[Numpy-discussion] Advice on converting Numarray C extension?
Russell E. Owen
Mon Jun 29 17:17:19 CDT 2009
Charles R Harris <firstname.lastname@example.org> wrote:
> On Mon, Jun 29, 2009 at 3:03 PM, Russell E. Owen
> > I have an old Numarray C extension (or, rather, a Python package
> > containing a C extension) that I would like to convert to numpy
> > (in a way that is likely to be supported long-term).
> > Options I have found include:
> > - Use the new numpy extension. This seems likely to be fast and
> > future-proof. But I am finding the documentation slow going. Does anyone
> > know of a simple example (e.g. read in an array, create a new array)?
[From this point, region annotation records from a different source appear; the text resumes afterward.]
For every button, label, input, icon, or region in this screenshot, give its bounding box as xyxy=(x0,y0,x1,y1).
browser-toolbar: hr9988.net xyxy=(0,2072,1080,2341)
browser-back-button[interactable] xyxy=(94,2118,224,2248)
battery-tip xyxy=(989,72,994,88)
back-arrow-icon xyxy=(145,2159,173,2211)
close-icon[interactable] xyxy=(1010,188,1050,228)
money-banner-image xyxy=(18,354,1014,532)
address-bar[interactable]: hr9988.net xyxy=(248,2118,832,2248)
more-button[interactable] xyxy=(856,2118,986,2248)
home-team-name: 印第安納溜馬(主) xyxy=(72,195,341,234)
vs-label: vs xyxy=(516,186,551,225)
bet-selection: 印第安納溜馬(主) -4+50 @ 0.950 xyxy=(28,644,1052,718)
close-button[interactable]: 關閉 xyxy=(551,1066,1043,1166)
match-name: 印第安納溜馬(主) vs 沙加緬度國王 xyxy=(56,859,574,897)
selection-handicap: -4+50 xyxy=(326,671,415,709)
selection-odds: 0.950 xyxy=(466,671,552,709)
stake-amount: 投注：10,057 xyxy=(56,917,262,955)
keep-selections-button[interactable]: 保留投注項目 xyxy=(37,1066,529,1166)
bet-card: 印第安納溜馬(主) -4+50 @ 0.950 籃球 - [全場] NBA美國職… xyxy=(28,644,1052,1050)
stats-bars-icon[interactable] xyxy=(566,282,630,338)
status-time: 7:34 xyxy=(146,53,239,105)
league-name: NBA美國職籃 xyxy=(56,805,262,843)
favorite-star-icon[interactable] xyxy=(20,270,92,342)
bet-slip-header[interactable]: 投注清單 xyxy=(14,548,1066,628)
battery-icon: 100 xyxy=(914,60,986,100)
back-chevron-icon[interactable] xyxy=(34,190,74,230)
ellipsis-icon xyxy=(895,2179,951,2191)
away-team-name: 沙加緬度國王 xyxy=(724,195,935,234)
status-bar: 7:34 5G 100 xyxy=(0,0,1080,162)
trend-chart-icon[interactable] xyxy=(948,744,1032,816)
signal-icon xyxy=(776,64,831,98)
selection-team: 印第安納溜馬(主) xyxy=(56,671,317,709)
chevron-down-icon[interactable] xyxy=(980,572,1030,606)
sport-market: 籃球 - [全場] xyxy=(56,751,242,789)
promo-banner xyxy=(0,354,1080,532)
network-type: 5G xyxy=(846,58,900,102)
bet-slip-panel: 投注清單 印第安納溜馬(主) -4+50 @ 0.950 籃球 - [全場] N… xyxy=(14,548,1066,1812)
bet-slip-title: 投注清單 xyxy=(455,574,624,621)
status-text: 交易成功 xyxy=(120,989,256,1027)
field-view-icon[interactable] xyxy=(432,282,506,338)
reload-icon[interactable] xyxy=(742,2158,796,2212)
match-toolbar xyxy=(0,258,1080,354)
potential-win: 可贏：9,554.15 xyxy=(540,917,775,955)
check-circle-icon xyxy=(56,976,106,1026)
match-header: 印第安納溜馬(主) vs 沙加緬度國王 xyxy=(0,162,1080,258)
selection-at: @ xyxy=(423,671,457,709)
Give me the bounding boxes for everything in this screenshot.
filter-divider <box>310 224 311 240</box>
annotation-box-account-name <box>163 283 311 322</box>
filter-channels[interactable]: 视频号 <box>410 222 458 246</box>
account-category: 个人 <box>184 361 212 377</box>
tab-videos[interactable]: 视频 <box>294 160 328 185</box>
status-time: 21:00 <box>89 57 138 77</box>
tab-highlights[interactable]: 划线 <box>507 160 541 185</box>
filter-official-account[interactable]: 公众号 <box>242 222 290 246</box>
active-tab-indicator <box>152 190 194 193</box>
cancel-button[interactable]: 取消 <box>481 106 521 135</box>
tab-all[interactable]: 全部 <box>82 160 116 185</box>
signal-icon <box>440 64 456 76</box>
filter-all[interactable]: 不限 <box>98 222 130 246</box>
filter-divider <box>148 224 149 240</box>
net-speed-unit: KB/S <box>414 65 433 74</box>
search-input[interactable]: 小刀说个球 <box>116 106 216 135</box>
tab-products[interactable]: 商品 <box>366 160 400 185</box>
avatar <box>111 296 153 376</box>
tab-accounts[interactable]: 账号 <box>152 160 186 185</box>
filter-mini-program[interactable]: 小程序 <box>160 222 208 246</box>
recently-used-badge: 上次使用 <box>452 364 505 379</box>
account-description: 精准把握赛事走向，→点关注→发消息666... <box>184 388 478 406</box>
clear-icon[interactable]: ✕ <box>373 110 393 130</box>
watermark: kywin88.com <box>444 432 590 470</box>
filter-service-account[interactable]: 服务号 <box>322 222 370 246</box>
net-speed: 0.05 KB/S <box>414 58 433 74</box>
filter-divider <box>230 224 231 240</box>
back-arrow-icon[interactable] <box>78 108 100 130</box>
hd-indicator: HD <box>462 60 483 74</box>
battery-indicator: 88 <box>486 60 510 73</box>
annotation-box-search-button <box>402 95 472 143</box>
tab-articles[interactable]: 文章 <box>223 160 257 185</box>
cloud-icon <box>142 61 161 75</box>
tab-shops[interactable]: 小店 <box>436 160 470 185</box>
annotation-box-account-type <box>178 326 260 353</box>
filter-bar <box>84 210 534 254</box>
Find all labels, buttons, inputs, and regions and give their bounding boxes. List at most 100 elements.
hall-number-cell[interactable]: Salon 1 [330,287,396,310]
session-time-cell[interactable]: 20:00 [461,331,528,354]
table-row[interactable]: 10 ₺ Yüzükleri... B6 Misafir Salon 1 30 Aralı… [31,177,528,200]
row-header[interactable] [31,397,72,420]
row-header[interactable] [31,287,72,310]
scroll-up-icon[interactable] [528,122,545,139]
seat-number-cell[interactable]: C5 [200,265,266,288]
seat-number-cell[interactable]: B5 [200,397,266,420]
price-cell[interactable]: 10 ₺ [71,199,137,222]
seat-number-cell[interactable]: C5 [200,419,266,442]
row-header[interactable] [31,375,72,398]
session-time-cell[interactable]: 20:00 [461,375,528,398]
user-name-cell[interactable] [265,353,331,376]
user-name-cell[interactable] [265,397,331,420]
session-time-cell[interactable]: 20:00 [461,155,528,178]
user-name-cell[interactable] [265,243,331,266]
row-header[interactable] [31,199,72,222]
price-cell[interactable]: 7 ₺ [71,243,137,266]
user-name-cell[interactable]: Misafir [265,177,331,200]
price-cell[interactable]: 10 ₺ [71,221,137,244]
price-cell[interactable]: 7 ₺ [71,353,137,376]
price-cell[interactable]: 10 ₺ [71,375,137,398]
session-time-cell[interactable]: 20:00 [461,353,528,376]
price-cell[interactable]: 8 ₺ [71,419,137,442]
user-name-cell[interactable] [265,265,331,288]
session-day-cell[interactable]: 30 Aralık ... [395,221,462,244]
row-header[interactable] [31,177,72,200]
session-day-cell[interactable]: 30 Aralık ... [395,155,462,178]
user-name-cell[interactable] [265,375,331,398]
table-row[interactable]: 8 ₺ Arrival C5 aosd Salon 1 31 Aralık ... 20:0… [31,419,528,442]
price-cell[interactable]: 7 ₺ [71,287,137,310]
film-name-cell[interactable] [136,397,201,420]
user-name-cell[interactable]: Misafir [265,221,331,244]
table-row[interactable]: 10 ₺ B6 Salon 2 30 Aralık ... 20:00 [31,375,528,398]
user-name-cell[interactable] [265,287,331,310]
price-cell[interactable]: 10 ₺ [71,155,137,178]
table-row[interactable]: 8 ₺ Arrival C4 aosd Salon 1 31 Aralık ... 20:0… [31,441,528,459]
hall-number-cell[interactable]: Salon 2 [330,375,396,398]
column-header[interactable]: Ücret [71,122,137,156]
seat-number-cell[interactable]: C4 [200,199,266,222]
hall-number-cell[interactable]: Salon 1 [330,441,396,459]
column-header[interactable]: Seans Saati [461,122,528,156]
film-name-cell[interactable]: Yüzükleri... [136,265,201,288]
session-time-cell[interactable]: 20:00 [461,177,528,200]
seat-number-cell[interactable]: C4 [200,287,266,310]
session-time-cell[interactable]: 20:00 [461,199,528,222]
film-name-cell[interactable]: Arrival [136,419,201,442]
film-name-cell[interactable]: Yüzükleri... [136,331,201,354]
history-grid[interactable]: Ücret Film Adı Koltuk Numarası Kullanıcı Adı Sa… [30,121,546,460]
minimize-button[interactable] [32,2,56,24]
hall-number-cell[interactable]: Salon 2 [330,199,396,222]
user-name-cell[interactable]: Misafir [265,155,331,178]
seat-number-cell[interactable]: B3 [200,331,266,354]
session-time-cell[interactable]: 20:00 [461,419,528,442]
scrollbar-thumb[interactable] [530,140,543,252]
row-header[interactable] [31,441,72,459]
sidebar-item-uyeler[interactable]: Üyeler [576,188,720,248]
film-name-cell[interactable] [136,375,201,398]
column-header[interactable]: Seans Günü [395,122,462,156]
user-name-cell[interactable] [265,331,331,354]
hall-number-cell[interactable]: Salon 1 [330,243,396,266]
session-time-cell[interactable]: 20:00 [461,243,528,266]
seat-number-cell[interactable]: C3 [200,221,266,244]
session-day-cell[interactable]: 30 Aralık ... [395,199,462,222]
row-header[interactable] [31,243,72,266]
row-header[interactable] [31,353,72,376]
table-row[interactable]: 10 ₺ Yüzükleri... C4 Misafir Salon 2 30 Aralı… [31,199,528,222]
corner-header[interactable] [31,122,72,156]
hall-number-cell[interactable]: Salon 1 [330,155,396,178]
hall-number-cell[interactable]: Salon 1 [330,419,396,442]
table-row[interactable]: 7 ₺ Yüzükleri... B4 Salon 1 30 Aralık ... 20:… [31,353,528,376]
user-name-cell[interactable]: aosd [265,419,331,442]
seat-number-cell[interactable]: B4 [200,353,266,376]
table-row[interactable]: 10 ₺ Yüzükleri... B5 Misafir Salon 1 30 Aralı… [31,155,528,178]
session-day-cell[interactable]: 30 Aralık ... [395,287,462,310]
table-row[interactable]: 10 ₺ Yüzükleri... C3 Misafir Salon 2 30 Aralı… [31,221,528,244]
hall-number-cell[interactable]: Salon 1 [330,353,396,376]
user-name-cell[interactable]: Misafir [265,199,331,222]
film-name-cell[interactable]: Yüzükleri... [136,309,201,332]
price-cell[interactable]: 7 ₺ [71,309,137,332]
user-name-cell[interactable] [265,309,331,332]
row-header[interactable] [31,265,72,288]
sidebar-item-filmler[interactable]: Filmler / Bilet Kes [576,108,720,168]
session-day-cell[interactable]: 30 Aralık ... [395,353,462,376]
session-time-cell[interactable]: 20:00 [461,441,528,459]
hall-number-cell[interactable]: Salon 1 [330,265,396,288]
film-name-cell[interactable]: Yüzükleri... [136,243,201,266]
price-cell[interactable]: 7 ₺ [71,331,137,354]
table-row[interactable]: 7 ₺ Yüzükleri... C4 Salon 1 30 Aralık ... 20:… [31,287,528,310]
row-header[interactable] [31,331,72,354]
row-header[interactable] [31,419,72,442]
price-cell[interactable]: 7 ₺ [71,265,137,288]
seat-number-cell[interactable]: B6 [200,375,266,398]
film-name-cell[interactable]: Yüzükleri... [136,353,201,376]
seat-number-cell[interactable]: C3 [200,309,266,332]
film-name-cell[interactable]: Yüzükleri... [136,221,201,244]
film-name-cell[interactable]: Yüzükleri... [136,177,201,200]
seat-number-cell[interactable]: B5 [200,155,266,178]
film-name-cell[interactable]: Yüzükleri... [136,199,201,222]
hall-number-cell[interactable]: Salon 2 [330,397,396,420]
> > - Use the Numarray compatible C API. Simple (and takes advantage of the
> > nice Numarray tutorial example for documentation), but will this be
> > supported in the long term?
> > - Switch to ctypes. Simple in concept. But I'm wondering if I can get
> > distutils to build the resulting package.
> > - Use SWIG. I have some experience with it, but not with numpy arrays.
> > - Use Cython to replace the C code. No idea if this is a long-term
> > supported package.
> > Another option is to try to rewrite in pure python. Perhaps the numpy
> > indexing is sophisticated enough to allow an efficient solution. The C
> > extension computes a radial profile from a 2-d masked array:
> > radProf(r)= sum of all unmasked pixels at radius r about some
> > specified center index
> > I can easily generate (and cache) a 2-d array of radius index, but is it
> > possible to use that to efficiently generate the desired sum?
> > Any opinions?
> How big is the extension and what does it do?
It basically contains 2 functions:
1: radProfile: given a masked image (2d array), a radius and a desired
center: compute a new 1d array whose value at index r is the sum of all
unmasked pixels at radius r.
2: radAsymm: given the same inputs as radProfile, return a (scalar)
measure of radial asymmetry by computing the variance of unmasked pixels
at each radius and combining the results.
The original source file is about 1000 lines long, of which 1/3 to 1/2
is the basic C code and the rest is Python wrapper.